Producent zapewnia, że naprawa usterki potrwa parę dni, ale brytyjska prasa upiera się przy tym, że pochłonie dodatkowe miliony funtów. Tak czy siak – tego typu wtopa nie powinna się zdarzyć.
7 grudnia rozpoczęły się próby morskie HMS Queen Elizabeth – nowego superlotniskowca brytyjskiej floty, największego okrętu jaki kiedykolwiek posiadała Royal Navy. Ma 280 metrów długości i ustępuje rozmiarami tylko amerykańskim lotniskowcom klasy Nimitz.

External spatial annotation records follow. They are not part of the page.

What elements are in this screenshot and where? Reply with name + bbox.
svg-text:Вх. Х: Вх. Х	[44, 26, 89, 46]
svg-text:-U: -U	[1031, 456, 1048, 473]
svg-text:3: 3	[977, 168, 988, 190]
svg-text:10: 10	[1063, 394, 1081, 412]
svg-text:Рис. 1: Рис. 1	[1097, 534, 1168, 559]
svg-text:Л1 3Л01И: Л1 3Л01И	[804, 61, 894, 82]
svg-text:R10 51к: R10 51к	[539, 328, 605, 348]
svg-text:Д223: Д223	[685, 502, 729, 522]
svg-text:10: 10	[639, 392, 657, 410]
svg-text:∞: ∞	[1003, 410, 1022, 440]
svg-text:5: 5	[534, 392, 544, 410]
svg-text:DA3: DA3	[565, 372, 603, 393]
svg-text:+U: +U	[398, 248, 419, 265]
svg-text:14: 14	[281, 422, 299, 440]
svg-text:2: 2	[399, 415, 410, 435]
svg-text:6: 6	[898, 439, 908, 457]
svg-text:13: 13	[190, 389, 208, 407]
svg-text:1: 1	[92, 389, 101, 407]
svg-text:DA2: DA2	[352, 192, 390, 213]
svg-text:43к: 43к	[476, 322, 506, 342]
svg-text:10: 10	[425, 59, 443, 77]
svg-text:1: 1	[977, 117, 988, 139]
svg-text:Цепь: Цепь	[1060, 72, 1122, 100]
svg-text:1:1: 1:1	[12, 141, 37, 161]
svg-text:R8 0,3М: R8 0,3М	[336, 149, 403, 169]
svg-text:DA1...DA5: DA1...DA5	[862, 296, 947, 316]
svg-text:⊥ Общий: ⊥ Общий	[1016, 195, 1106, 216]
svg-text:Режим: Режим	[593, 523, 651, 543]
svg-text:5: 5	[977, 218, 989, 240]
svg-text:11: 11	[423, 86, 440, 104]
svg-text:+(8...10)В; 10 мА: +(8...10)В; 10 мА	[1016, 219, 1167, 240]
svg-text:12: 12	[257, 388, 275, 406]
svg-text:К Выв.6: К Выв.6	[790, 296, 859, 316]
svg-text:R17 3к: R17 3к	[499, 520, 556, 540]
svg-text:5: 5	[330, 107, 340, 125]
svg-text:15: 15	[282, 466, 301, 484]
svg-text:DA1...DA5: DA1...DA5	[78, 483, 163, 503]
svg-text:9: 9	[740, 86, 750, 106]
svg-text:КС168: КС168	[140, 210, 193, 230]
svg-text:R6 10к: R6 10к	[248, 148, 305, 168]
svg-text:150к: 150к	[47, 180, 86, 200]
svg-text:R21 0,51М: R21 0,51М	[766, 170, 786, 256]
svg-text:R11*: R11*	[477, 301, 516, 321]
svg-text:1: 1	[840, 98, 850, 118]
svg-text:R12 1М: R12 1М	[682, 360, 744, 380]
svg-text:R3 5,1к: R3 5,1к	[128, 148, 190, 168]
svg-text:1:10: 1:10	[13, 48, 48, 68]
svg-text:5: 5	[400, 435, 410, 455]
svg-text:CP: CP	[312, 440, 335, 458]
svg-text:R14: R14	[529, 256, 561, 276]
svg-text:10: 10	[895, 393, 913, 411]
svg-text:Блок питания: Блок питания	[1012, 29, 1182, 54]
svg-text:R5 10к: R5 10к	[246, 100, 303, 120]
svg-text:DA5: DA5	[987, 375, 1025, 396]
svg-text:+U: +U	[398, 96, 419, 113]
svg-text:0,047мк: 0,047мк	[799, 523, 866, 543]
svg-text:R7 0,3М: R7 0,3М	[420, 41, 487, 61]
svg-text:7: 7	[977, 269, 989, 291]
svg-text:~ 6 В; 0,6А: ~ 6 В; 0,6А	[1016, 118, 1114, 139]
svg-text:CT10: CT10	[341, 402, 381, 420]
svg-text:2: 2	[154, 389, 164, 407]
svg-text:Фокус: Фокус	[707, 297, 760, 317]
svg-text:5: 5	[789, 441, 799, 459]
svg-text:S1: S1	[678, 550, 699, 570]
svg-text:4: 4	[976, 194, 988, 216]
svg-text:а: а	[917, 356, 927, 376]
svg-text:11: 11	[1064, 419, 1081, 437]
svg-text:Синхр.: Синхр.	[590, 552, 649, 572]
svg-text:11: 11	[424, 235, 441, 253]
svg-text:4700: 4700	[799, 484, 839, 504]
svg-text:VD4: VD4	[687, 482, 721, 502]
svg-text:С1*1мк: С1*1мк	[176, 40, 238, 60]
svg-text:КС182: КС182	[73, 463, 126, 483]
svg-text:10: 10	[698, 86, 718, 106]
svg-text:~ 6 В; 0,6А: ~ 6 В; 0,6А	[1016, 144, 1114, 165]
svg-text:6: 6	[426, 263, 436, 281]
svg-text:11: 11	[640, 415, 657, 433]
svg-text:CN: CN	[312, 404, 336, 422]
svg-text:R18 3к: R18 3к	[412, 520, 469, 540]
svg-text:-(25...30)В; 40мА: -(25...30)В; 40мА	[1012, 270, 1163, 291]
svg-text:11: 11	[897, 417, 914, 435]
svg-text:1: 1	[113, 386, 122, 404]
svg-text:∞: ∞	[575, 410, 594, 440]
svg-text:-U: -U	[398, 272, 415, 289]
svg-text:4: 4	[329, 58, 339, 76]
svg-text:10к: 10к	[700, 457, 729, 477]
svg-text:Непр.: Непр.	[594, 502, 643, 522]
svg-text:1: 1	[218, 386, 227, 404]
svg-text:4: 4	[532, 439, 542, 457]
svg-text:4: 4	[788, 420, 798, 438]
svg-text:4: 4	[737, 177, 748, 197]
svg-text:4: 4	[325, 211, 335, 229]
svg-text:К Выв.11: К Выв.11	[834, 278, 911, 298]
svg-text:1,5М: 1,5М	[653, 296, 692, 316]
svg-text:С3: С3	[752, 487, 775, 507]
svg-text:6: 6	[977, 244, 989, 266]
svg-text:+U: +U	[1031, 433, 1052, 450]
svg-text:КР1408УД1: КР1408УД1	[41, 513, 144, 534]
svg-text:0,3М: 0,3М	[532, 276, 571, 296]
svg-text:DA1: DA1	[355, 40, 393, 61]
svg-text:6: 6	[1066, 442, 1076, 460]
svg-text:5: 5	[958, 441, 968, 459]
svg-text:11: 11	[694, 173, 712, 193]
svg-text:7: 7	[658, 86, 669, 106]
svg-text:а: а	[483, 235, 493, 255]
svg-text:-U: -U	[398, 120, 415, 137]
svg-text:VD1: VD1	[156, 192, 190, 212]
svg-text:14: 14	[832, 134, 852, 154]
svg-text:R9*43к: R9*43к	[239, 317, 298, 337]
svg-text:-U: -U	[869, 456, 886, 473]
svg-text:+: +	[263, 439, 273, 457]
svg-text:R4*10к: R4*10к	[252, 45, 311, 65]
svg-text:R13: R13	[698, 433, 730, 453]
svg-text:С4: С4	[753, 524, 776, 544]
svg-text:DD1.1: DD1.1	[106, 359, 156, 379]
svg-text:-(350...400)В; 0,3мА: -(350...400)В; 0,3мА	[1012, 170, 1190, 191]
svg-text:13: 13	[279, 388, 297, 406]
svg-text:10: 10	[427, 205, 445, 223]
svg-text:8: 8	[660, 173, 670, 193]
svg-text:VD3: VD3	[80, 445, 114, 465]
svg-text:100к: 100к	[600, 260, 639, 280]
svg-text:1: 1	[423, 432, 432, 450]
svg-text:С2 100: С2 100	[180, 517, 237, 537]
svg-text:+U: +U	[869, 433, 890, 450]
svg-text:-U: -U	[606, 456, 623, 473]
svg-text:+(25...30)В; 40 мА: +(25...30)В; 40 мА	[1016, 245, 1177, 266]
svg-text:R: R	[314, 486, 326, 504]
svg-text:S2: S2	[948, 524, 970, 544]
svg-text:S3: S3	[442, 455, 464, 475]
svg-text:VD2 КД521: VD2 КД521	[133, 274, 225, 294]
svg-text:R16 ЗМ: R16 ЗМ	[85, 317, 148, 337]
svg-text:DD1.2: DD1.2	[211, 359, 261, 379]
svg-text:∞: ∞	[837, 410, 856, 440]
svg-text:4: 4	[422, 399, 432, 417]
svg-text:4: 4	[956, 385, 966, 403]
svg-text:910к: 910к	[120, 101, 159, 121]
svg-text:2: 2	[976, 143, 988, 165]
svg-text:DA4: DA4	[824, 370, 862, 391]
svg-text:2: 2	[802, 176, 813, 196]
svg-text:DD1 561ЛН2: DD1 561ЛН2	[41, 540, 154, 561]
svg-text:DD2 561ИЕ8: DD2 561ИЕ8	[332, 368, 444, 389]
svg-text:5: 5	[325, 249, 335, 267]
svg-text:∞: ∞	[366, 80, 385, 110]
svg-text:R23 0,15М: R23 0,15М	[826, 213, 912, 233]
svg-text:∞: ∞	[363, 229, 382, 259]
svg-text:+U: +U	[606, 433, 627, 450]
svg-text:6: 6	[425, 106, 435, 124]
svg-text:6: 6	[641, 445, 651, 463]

Budowa HMS Qeen Elizabeth pochłonęła ponad 3 miliardy funtów, tymczasem okazało się, że… okręt przecieka! Przez źle uszczelnioną śrubę napędową do wnętrza dostaje się 200 litrów wody na godzinę. Próby morskie zakończyły się zanim na dobre się zaczęły i okręt wrócił do stoczni.
Przedstawiciele marynarki jak i konsorcjum budujące lotniskowiec twierdzą, że nic poważnego się nie stało i usterka szybko i łatwo może być naprawiona. Oraz że próby morskie właśnie po to są aby tego typu wady wykryć – tu nie sposób się nie zgodzić. Tylko czy w okręcie budowanym od 8 lat za tak horrendalne pieniądze miało prawo wydarzyć się coś takiego?
W przyszłym roku rozpocznie się kolejna tura prób morskich HMS Queen Elizabeth. Wkrótce takowe próby powinien zacząć także bliźniaczy okręt Prince of Wales. Oby w jego wypadku uniknięto takiej wpadki, bo duma Royal Navy ucierpi jeszcze bardziej!